The proposal would help prevent students who attend more than one college from losing credits.
DAYTON (AP) -- When Nicholas Brown transferred to Ohio State University as a sophomore, the school gave him credit for only one of two English classes and two of three chemistry courses he took at Wright State University.
Brown is among transfer students who have had to repeat courses, pay extra tuition and even delay graduation because classes they took at one college don't match those at another in their degree of study.
The state's 37 public colleges and universities are working on a new system designed to make many courses more consistent and guarantee they can be transferred and count toward a degree.
"It recognizes that the thing that quacks like a duck at one school should be recognized as a duck at the other school," said Bob Fee, senior assistant dean of the McMicken College of Arts and Sciences at the University of Cincinnati.
Extra semesters
Brown, 24, of Kettering, needed an extra quarter to get his business degree because he had to make up classes.
"That's $2,000 more I spent," Brown said. "I also graduated in the summer. I didn't get to graduate with my spring class."
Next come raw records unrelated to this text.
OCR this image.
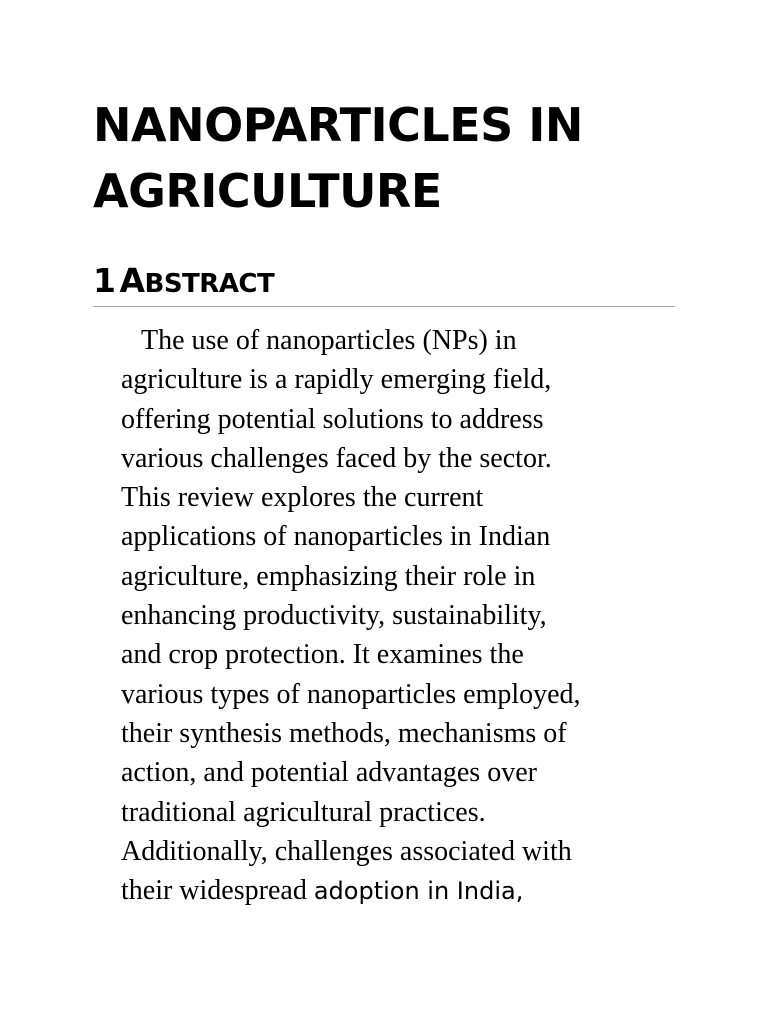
NANOPARTICLES IN
AGRICULTURE
1 ABSTRACT
The use of nanoparticles (NPs) in
agriculture is a rapidly emerging field,
offering potential solutions to address
various challenges faced by the sector.
This review explores the current
applications of nanoparticles in Indian
agriculture, emphasizing their role in
enhancing productivity, sustainability,
and crop protection. It examines the
various types of nanoparticles employed,
their synthesis methods, mechanisms of
action, and potential advantages over
traditional agricultural practices.
Additionally, challenges associated with
their widespread adoption in India,
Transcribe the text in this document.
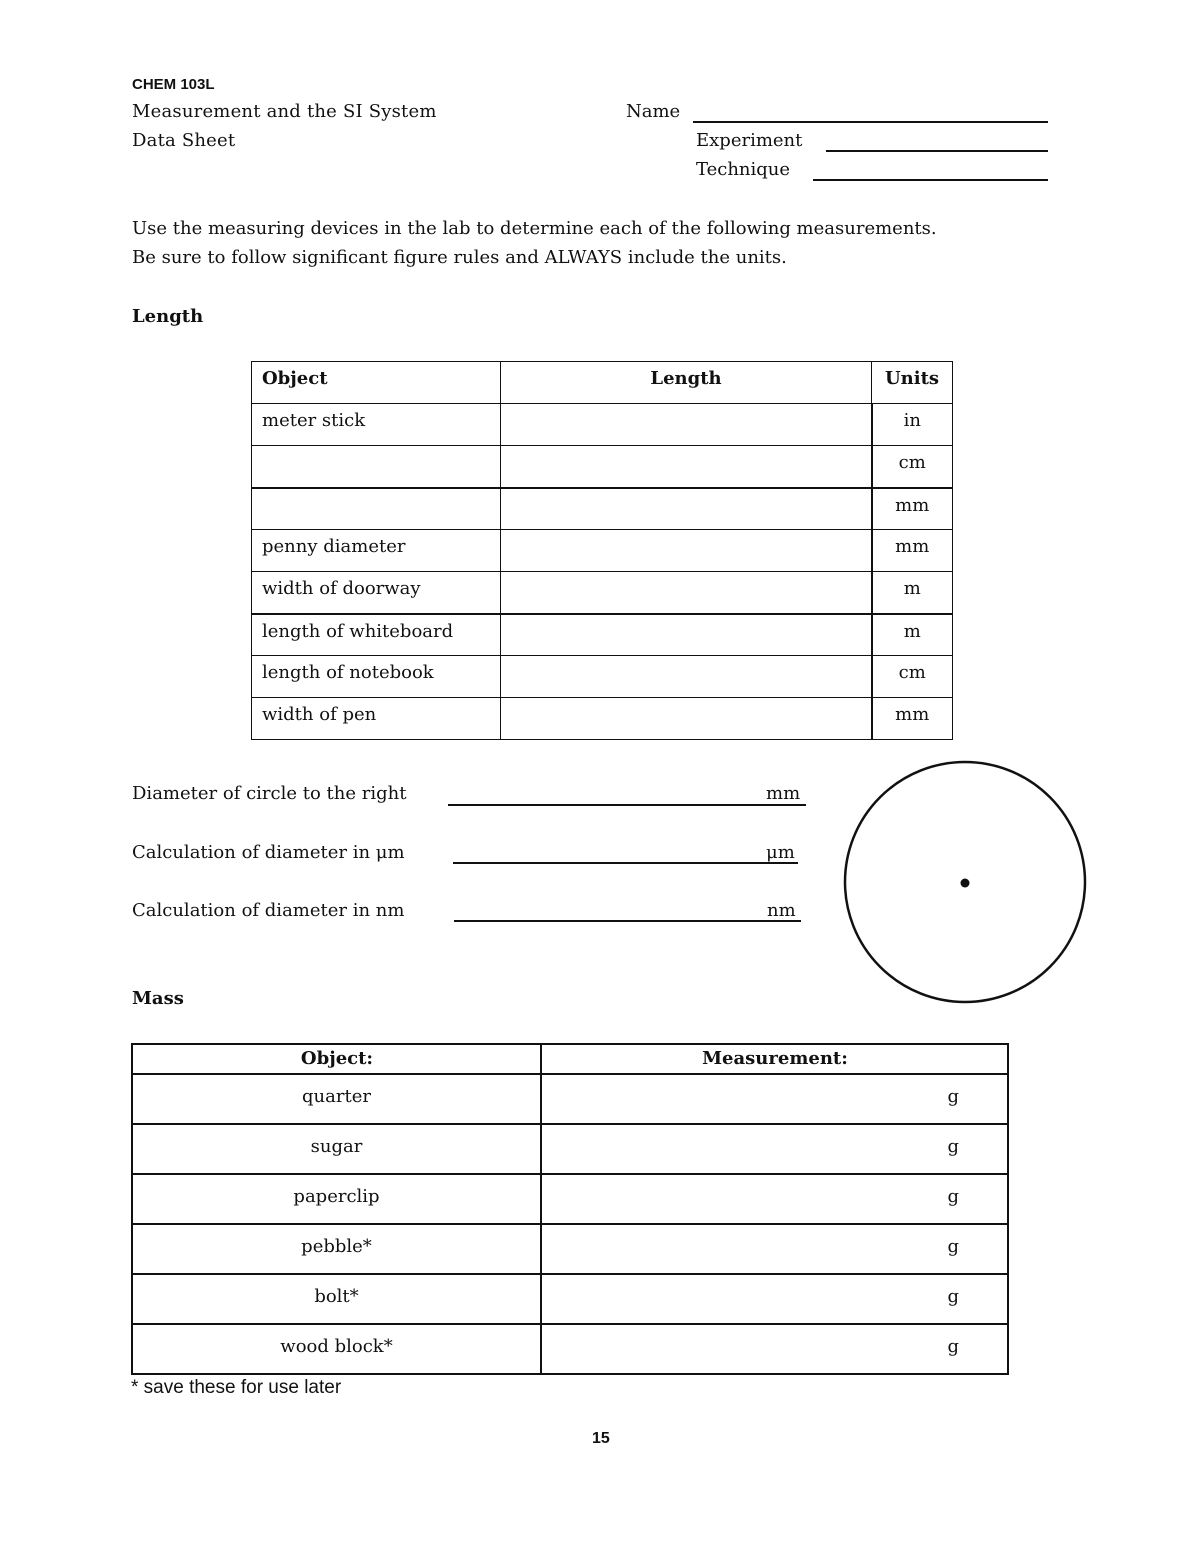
CHEM 103L
Measurement and the SI System
Data Sheet
Name
Experiment
Technique
Use the measuring devices in the lab to determine each of the following measurements.
Be sure to follow significant figure rules and ALWAYS include the units.
Length
Object	Length	Units

meter stick		in

		cm

		mm

penny diameter		mm

width of doorway		m

length of whiteboard		m

length of notebook		cm

width of pen		mm
Diameter of circle to the right	mm
Calculation of diameter in μm	μm
Calculation of diameter in nm	nm
Mass
Object:	Measurement:

quarter	g

sugar	g

paperclip	g

pebble*	g

bolt*	g

wood block*	g
* save these for use later
15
In the 2002-2003 school year, 27 percent of the students who graduated from a four-year public university in Ohio with a bachelor's degree had transferred at least 30 hours from another school. A majority of the students were from two-year colleges.
On average, it took transfer students from two-year colleges about 146 semester hours to get their bachelor's degrees, compared to 140 hours for students who attended only one four-year college.
Jennifer Morrow, 40, attended colleges in Ohio, Kentucky and Texas off and on before enrolling at Wright State in Dayton.
Many classes she took elsewhere don't count toward her bachelor's degree in education at Wright State.
"I was kind of blown away," she said. "I don't like that I'm having to take some stuff over again. It's just frustrating."
After hearing complaints from students, the Legislature in 2003 ordered the state's public colleges and universities to improve the transfer system. The plan must be finalized by April and goes into effect in 2006.
Its objective is to provide consistency in general education courses that students must take early in college before upper-level classes in their majors.
In some cases, schools have to rewrite their curriculum to comply with the plan. Some schools simply have to agree that their courses are consistent in content and will be transferable.
Other state plans
At least 35 states have programs in which general education courses transfer from college to college as a package, according to Carol Schneider, president of the Association of American Colleges and Universities.
Schneider said such programs are good for students as long as the transferable courses are substantive.
"The downside is you may be creating a system of interchangeable courses without giving attention to the educational goals those courses should address," she said. "It can generate cynicism in students. They begin to think of their degree as just a collection of credits -- a checkoff list."
Under Ohio's plan, a course that offers at least 70 percent of what educators believe students should know after taking a course can be transferred and count toward the degree. The transfer plan includes hundreds of courses in 44 degree programs.
"It's not written to the lowest common denominator," said Nick Wilson, who is directing the project for the Ohio Board of Regents. "This is not a dumbing down of curriculum."